Tasting Food, Tasting Freedom

Courtney Weaver reviews Sidney W. Mintz's book of essays "Tasting Food, Tasting Freedom".

Published August 15, 1996 7:00PM (EDT)

Sidney Mintz is a consummate academic -- he teaches anthropology at Johns Hopkins -- and reading his new essay collection, "Tasting Food, Tasting Freedom," it's easy to poke fun at his dissertation-like chapter titles ("The Conquest of Honey by Sucrose," "Food and Its Relationship to Concepts of Power") and his slightly giddy excitement at how food provides an interdisciplinary thread between the wide worlds of anthropology, semiotics, class and politics. Like a favorite college professor, Mintz can wax enthusiastic on everything from the power of a soft drink to the type of person who prefers Gallo to Lafite Rothschild.
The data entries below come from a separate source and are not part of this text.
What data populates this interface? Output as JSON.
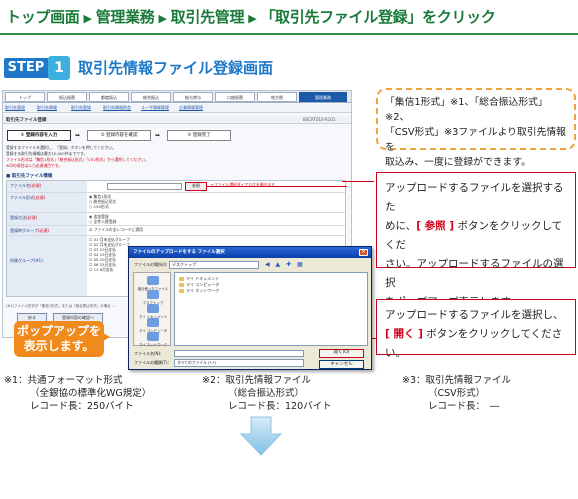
{
  "breadcrumb": {
    "items": [
      "トップ画面",
      "管理業務",
      "取引先管理",
      "「取引先ファイル登録」をクリック"
    ],
    "separator": "▶"
  },
  "step": {
    "label": "STEP",
    "number": "1",
    "title": "取引先情報ファイル登録画面"
  },
  "app": {
    "nav_tabs": [
      "トップ",
      "振込振替",
      "都度振込",
      "総合振込",
      "給与賞与",
      "口座振替",
      "地方税",
      "管理業務"
    ],
    "sub_links": [
      "取引先管理",
      "取引先情報",
      "取引先登録",
      "取引先情報照会",
      "ユーザ情報管理",
      "企業情報管理"
    ],
    "page_title": "取引先ファイル登録",
    "page_code": "BSCRT010-R101",
    "flow_steps": [
      "① 登録内容を入力",
      "② 登録内容を確認",
      "③ 登録完了"
    ],
    "notes": [
      "登録するファイルを選択し、「登録」ボタンを押してください。",
      "登録する取引先情報は最大10,000件までです。",
      "ファイル形式は「集信1形式」「総合振込形式」「CSV形式」から選択してください。",
      "※印の項目は入力必須項目です。"
    ],
    "section_title": "■ 取引先ファイル情報",
    "form": {
      "file_label": "ファイル名",
      "file_req": "(必須)",
      "browse_label": "参照",
      "browse_hint": "←ファイル選択ダイアログを開きます",
      "format_label": "ファイル形式",
      "format_req": "(必須)",
      "format_options": [
        "◉ 集信1形式",
        "○ 総合振込形式",
        "○ CSV形式"
      ],
      "method_label": "登録方法",
      "method_req": "(必須)",
      "method_options": [
        "◉ 追加登録",
        "○ 全件入替登録"
      ],
      "group_label": "登録時グループ",
      "group_req": "(必須)",
      "group_options": [
        "☑ ファイルの全レコードに適用",
        "☐ 01 月末支払グループ",
        "☐ 02 月末支払グループ",
        "☐ 03 10日支払",
        "☐ 04 15日支払",
        "☐ 05 20日支払",
        "☐ 06 25日支払",
        "☐ 11 6月支払"
      ],
      "member_label": "所属グループ(※1)"
    },
    "footnote": "(※1)ファイル形式が「集信1形式」または「総合振込形式」の場合 ...",
    "back_button": "戻る",
    "register_button": "登録内容の確認へ"
  },
  "dialog": {
    "title": "ファイルのアップロードをする ファイル選択",
    "look_in_label": "ファイルの場所(I):",
    "look_in_value": "デスクトップ",
    "toolbar_icons": "◀ ▲ ✚ ▦",
    "places": [
      "最近使ったファイル",
      "デスクトップ",
      "マイ ドキュメント",
      "マイ コンピュータ",
      "マイ ネットワーク"
    ],
    "files": [
      "マイ ドキュメント",
      "マイ コンピュータ",
      "マイ ネットワーク"
    ],
    "filename_label": "ファイル名(N):",
    "filename_value": "",
    "filetype_label": "ファイルの種類(T):",
    "filetype_value": "すべてのファイル (*.*)",
    "open_button": "開く(O)",
    "cancel_button": "キャンセル"
  },
  "bubble": {
    "line1": "ポップアップを",
    "line2": "表示します。"
  },
  "info_box": {
    "line1": "「集信1形式」※1、「総合振込形式」※2、",
    "line2": "「CSV形式」※3ファイルより取引先情報を",
    "line3": "取込み、一度に登録ができます。"
  },
  "callout_browse": {
    "part1": "アップロードするファイルを選択するた",
    "part2a": "めに、",
    "highlight": "[ 参照 ]",
    "part2b": " ボタンをクリックしてくだ",
    "part3": "さい。アップロードするファイルの選択",
    "part4": "をポップアップ表示します。"
  },
  "callout_open": {
    "part1": "アップロードするファイルを選択し、",
    "highlight": "[ 開く ]",
    "part2": " ボタンをクリックしてください。"
  },
  "footnotes": [
    {
      "mark": "※1：",
      "line1": "共通フォーマット形式",
      "line2": "（全銀協の標準化WG規定）",
      "line3": "レコード長：250バイト"
    },
    {
      "mark": "※2：",
      "line1": "取引先情報ファイル",
      "line2": "（総合振込形式）",
      "line3": "レコード長：120バイト"
    },
    {
      "mark": "※3：",
      "line1": "取引先情報ファイル",
      "line2": "（CSV形式）",
      "line3": "レコード長：　―"
    }
  ],
  "colors": {
    "green": "#1a7a3a",
    "blue": "#1f78c8",
    "red": "#d0021b",
    "orange": "#f08a1c"
  }
}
A few rough patches aside, "Tasting Food, Tasting Freedom" is far more than a dry, tenure-driven exercise. Mintz is particularly effective when he addresses the title topic: the act of choosing what and how one eats. Why, he asks, do some food habits change easily and swiftly -- as in North America's readiness to accept sushi? Why are others enduring, such as Russia's predilection for black bread instead of maize? What did it mean when World War II servicemen wrote home that they were "fighting for the right to drink Coca-Cola?"

Just as interesting are the essays that attempt to define the word "cuisine" (Mintz bravely asserts that there is no such thing as American cuisine), and those that dig into the class ramifications of our tastes. What makes one food -- say, a potato -- less elegant than ginger root? Mintz would believe that history is stepping in, urging us to link "potato" with "famine," and thus, "peasant." Food fads are connected to class as well, he notes. Remember blackened redfish? Mintz disdainfully sniffs: "[the] swift vulgarization of its preparation, substitution of other fish for redfish, cheapening of the recipe. . . another fad soon forgotten."
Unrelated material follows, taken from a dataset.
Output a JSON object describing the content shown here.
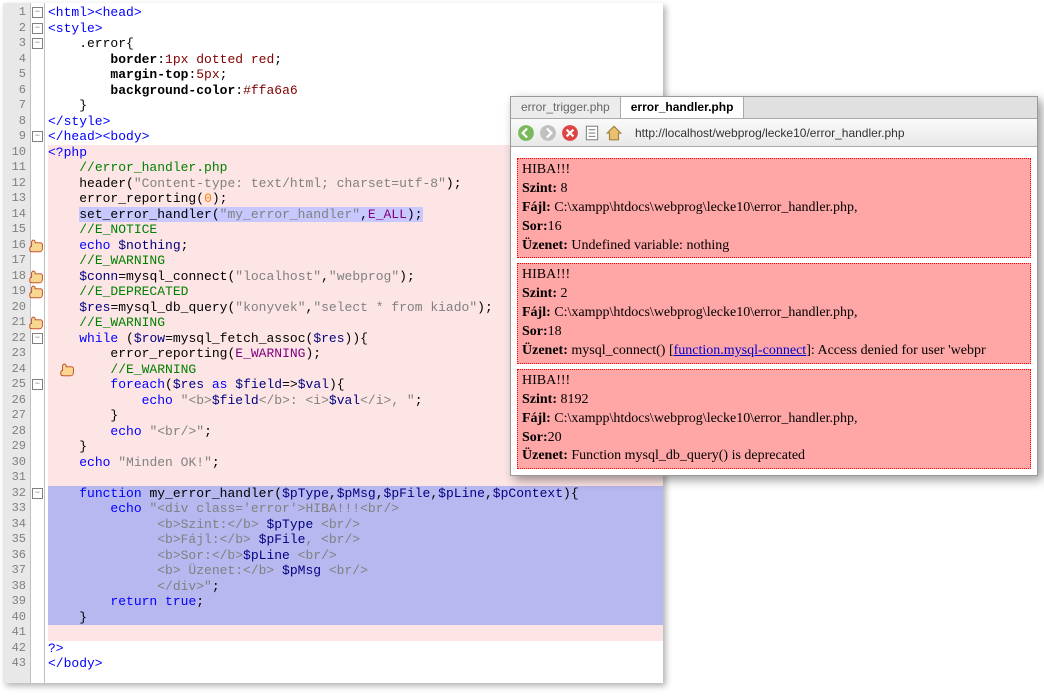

For some readers, Mintz's book might occasionally seem myopic. Feminists, for example, may be annoyed that he barely glances at the links between food and body image. Yet as Mintz himself would point out, his subject is so all-encompassing that several books of varying lengths could be written on each chapter subject alone.

Inadvertently, Mintz brings up another curious class-related point: What class of person has the time, the money and, most importantly, the freedom to dedicate him or herself to speculations on the multiple meanings of marzipan? If you're in that lucky minority, Mintz's book just may be your cup of tea.